Not much is known about DOC but we have seen increased use in our ED and there are increasing case reports in the medical literature. It appears that many of the patients had intended to take “regular meth” instead. A couple of our ER patients had choice words for their dealers while in the throes of their painful hallucinations.

People who use regular methamphetamine usually take it for its feeling of euphoria, increased libido, and energy.
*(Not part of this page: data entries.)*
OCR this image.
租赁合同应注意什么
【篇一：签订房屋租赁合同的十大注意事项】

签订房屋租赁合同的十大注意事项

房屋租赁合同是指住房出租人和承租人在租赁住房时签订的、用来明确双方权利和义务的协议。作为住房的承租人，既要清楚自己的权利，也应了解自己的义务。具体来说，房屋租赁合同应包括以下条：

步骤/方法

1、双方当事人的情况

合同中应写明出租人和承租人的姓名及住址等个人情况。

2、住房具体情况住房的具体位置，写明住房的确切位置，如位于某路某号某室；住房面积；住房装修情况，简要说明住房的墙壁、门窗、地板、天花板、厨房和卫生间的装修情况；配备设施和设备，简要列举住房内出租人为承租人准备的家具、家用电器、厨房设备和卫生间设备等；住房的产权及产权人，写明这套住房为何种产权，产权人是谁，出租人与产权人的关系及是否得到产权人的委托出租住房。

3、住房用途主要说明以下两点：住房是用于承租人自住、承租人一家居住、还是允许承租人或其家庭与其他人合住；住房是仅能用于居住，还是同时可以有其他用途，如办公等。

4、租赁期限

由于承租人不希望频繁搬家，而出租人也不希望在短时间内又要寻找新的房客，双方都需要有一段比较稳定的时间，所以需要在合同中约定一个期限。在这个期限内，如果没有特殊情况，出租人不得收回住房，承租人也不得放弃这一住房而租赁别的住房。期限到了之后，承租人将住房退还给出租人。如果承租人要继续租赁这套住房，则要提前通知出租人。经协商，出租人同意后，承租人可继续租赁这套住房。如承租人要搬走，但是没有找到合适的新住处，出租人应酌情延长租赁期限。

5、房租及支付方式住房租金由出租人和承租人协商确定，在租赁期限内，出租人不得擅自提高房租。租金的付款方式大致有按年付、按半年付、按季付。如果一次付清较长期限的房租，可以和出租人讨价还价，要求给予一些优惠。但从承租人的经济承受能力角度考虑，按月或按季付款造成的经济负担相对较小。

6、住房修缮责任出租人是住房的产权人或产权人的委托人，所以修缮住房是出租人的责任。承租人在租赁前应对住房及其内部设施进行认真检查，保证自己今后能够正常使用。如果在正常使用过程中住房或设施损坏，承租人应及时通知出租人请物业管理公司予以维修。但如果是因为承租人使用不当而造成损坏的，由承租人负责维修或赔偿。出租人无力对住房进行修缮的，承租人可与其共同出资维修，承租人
Meth is popular in the homosexual male date rave culture where it is revered for its ability to enhance and allow sexual intercourse for hours. The side effects of meth can include psychosis, especially in prolonged use cases. Other common side effects are horrific acne, rapid dental decay, and stereotyped psychomotor agitation. For the average user, DOC seems to provide much of the euphoria as meth but has a significantly greater hallucinogenic effect.

It is unclear if this is just the beginning of an onslaught of DOC use. There are reports that DOC is easier to manufacture or obtain than “regular meth” which is why it is being substituted or combined with methamphetamine. In either case, a heightened awareness of the drug’s prevalence and effects will do much to make our hospitals a safer place for all of us who work there.